Être Marjo, tiens, quelque part au fin fond de ma retraite (temporaire?), il me semble que je recevrais cet album de Caroline Néron comme un prix de consolation. En tout cas, ça donne une idée de la place que la fière rockeuse occupa dans le paysage musical québécois des années 80 et 90, d'Illégal à Chats sauvages. Méchante grosse place. Tellement grosse que Marie-Chantal Toupin — la seule à avoir vraiment tenté de l'occuper ces dernières années — était toute petite dedans, malgré ses attributs naturels et leur mise en marché énergique.

chagrin a donné de sa couleur à chacune de ses pièces, écrites par Jesse D. Vernon, un musicien de Bristol qui fraie depuis quelques années dans le cercle de Portishead. Loin de la mouvance bristolienne des Massive Attack, Tricky et autres porte-étendards de la vague trip-hop, Vernon berce l'oreille avec une instrumentation essentiellement acoustique, qui touche juste ce qu'il faut, au gré d'effluves latines ou de cuivres languissants, de blues coulants qui viennent enrober la voix de crooner de Vernon. Le mixage a été confié à John Parish, réputé ingénieur qui a notamment travaillé avec PJ Harvey, Tom Waits et Eels, qui n'ont rien d'amateurs. Son travail donne une dimension remarquable à l'ensemble. Pas seulement pour les étoiles du matin, le disque pourrait accompagner tous les matins du monde, pour ses ambiances embrumées. Pour l'humilité du titre aussi, My Place In The Dust.

Bernard Lamarche

Ether Teeth

Fog

(Ninja Tune)

Cet album ne saurait mieux porter son nom, tant il touche à tout, de l'éthéré au rock (un peu) plus mordant. Rencontre franche entre le rock indépendant et la culture électronique, le second album d'Andrew Bowder, alias Fog, réserve encore son lot de surprises. Encore une fois, Fog allie la naïveté du rock indépendant avec la culture du turntablism: deux antipodes. Les scratchs, les échantillons (notamment de sons d'oiseaux sur See it? See it?) viennent agrémenter des pièces acoustiques, jouées au piano et à la guitare et où parfois la flûte traversière vient faire son tour.

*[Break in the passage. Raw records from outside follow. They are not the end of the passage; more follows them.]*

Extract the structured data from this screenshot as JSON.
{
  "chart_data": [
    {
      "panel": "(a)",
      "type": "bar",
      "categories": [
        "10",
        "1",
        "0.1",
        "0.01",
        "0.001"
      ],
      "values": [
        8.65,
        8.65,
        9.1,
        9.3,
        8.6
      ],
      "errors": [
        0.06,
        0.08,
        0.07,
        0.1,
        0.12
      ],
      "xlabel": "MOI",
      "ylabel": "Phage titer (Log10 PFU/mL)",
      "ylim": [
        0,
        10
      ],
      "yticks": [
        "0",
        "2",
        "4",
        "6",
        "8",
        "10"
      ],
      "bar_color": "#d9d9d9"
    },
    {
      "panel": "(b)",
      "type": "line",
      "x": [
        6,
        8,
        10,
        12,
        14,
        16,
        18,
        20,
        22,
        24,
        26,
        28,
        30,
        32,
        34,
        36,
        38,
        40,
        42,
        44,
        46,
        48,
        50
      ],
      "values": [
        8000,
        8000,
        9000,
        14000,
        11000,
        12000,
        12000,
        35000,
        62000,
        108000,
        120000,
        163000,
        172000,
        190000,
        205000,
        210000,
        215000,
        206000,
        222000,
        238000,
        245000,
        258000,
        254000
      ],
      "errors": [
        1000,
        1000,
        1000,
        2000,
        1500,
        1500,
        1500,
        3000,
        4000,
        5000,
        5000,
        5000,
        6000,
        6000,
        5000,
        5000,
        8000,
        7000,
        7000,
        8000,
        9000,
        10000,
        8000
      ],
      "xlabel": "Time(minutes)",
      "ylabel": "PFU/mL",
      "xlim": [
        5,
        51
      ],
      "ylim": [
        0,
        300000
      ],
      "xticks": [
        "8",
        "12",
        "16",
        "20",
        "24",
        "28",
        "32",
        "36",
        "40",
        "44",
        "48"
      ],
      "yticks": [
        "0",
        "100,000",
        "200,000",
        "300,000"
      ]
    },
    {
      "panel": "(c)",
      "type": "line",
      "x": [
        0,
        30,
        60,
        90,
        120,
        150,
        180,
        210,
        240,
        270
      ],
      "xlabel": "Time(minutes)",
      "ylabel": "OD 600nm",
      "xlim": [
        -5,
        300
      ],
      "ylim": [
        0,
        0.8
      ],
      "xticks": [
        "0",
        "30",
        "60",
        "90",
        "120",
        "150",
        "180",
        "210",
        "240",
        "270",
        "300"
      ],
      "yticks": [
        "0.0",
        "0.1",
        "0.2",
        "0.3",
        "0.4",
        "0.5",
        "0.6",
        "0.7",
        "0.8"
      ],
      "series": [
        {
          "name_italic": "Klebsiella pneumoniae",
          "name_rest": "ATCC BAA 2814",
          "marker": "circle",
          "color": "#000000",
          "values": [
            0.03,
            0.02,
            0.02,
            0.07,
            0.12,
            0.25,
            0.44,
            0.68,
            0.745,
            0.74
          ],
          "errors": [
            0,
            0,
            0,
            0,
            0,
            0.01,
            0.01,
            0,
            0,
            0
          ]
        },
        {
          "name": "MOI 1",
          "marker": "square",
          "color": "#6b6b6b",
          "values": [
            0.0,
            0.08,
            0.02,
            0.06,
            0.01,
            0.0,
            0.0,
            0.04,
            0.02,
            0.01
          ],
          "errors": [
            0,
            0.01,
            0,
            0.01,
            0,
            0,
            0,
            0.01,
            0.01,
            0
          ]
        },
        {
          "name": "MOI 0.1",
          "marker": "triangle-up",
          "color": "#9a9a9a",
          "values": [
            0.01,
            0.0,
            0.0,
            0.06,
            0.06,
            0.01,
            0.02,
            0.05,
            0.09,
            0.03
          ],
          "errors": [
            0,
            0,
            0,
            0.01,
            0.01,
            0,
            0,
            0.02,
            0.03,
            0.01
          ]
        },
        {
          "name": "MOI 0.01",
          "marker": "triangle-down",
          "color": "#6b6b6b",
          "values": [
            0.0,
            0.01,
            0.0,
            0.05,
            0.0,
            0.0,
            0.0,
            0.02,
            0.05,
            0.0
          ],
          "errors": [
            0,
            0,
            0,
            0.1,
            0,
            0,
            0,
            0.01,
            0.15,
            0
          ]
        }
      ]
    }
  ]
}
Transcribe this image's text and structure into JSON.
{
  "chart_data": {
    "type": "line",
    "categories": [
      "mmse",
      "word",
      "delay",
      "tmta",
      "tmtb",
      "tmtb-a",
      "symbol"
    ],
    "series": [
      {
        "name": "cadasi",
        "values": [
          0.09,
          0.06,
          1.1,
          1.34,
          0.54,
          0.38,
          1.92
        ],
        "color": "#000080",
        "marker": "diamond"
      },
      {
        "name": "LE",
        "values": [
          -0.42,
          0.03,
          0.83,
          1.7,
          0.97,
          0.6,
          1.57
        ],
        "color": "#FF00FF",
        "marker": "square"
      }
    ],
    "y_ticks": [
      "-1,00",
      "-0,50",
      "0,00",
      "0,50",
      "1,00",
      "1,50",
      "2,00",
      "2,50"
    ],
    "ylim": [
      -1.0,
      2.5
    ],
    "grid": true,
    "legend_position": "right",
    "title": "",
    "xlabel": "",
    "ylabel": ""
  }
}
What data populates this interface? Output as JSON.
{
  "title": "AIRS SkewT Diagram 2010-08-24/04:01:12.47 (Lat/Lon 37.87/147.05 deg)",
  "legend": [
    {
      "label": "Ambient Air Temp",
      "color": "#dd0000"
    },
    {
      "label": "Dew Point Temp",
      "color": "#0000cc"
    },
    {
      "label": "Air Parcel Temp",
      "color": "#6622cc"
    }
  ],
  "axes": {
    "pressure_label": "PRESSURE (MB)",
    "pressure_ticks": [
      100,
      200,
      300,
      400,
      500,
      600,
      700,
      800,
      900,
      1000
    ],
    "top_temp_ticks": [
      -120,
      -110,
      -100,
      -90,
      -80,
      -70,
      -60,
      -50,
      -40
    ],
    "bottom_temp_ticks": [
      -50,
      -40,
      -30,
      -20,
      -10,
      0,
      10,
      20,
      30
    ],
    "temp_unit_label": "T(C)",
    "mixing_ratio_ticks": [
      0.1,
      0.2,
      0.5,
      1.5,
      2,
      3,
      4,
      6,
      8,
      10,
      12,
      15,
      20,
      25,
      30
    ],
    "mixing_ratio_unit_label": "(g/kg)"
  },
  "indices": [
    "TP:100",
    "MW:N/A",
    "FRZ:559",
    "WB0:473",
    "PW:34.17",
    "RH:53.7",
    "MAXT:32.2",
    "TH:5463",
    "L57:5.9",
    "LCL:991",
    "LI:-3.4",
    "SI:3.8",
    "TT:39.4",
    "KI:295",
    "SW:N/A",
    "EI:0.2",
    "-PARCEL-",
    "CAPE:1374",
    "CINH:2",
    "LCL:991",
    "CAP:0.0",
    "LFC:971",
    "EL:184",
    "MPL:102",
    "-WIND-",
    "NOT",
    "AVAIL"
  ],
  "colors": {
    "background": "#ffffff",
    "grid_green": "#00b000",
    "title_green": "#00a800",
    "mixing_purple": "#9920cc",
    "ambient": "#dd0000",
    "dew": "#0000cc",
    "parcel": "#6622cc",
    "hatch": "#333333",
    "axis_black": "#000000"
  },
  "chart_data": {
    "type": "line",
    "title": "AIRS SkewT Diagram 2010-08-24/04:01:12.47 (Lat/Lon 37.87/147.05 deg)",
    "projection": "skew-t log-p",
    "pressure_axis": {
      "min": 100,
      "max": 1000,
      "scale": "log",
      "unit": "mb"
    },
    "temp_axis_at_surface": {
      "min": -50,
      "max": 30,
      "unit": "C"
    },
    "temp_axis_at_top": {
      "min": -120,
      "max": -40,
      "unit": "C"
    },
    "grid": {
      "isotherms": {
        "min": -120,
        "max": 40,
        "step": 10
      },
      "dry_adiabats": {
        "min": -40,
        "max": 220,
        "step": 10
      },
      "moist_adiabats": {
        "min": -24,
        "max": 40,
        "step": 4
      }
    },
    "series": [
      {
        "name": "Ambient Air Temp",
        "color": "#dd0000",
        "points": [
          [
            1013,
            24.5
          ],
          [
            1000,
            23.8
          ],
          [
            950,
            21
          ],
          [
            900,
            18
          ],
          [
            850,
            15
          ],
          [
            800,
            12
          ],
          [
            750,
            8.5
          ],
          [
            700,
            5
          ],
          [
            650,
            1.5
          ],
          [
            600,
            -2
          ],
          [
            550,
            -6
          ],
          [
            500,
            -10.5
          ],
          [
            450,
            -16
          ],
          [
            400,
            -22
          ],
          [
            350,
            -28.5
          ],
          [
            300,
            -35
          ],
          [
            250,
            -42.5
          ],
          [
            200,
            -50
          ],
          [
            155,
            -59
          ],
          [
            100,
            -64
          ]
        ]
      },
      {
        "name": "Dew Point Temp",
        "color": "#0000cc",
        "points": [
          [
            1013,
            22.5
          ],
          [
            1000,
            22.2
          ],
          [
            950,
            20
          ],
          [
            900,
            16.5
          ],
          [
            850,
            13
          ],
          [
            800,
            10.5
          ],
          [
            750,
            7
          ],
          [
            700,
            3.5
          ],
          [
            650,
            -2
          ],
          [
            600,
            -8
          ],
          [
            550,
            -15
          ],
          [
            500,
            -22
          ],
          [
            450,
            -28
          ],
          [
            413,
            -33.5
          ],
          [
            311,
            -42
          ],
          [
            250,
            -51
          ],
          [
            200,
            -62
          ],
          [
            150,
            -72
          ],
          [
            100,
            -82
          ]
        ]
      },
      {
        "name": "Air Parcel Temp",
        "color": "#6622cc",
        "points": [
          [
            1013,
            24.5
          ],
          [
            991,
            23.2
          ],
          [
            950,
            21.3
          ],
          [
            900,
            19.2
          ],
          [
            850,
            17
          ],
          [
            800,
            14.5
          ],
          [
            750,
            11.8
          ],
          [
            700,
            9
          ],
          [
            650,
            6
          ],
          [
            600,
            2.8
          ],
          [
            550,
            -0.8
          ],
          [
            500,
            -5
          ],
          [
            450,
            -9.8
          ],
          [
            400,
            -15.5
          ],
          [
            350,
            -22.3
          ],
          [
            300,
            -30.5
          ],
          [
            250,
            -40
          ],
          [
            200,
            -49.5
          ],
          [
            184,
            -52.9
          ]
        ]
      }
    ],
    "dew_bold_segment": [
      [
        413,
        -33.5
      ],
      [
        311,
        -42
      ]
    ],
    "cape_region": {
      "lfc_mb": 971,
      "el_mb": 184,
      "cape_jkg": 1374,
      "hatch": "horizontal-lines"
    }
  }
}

Bowder s'adonnait à une mouture post-rock (avec Lateduster, du Minnesota, sa contrée natale) avant de s'aligner sur la pratique de DJ. Si les ritournelles sont simples, les sonorités qui les supportent, elles, le sont beaucoup moins. Le disque fait maison détonne un peu par rapport à l'esthétique de l'étiquette Ninja Tune, mis à part l'éclectique formation Clouddead (sur Mush Records et Big Dada, le sous-label hip-hop de Ninja Tune). Justement, c'est un des MC's de Clouddead, Dose One, qui a introduit Fog chez Ninja Tune. La filiation est évidente. Du indie rock, Fog conserve une attitude lâche qui le sert tout particulièrement sur une pièce comme Cheerup Cheerily, toute en textures et en glitch malgré son titre. Une pièce comme What A Day Day a le côté sec du rock garage et un texte loufoque: «It's great to see the people that you saw yesterday /See them today, And say Hey! Hey they say and you go your own way / It's great to be the people that they saw yesterday.» À l'inverse, des plages planantes où on décèle les influences post-rock ont une belle ampleur sonore. Franchement, tout ce qui enlève de la fraîcheur à ce disque est le précédent du monsieur, l'éponyme Fog, tout simplement excellent dans son approche tous azimuts.

B. L.

Onze chansons pour faire pleurer les morts-vivants

Yesterday's Ring

(Dare to Care/

Local Distribution)

Preuve que The Sainte Catherines s'ouvre sur d'autres horizons, il faut prêter l'oreille à cette collection de chansons «folk-punk-country», comme le dit le communiqué. Soutenu par une instrumentation acoustique — guitares acoustiques, harmonica, violon, piano —, enregistré live entre amis, ce disque est le versant acoustique du groupe, auquel quatre membres ont prêté leur secours: Marc-André Beaudet, Frédéric Jacques, Louis Valiquette et Hugo Mudie (qui est aussi le fondateur de l'étiquette Dare to Care). Tout simplement excellent. Avec un sens bien réel de l'affliction pour faire brailler les mères, justement, comme le soutient un des titres: J'aurais jamais pensé faire une chanson pour faire pleurer les mères. On s'étonnera avec grand plaisir des versions revues et corrigées de Plein de tendresse (oui, oui, de Claude Dubois) et des Routes de l'ennui (de Gilles Valiquette). En anglais comme en français, l'énergie du punk relève la sauce d'un folk senti, rendu par des messieurs qui savent ce qu'ils font. Donne le goût de partir sur les grands chemins... ou de se pencher sur les coups que la vie peut porter, c'est selon. N'hésitez pas à vous le procurer, pour la musique, certes, mais aussi pour ceci: une partie des profits sera versée à l'organisme L'Anonyme.

B. L.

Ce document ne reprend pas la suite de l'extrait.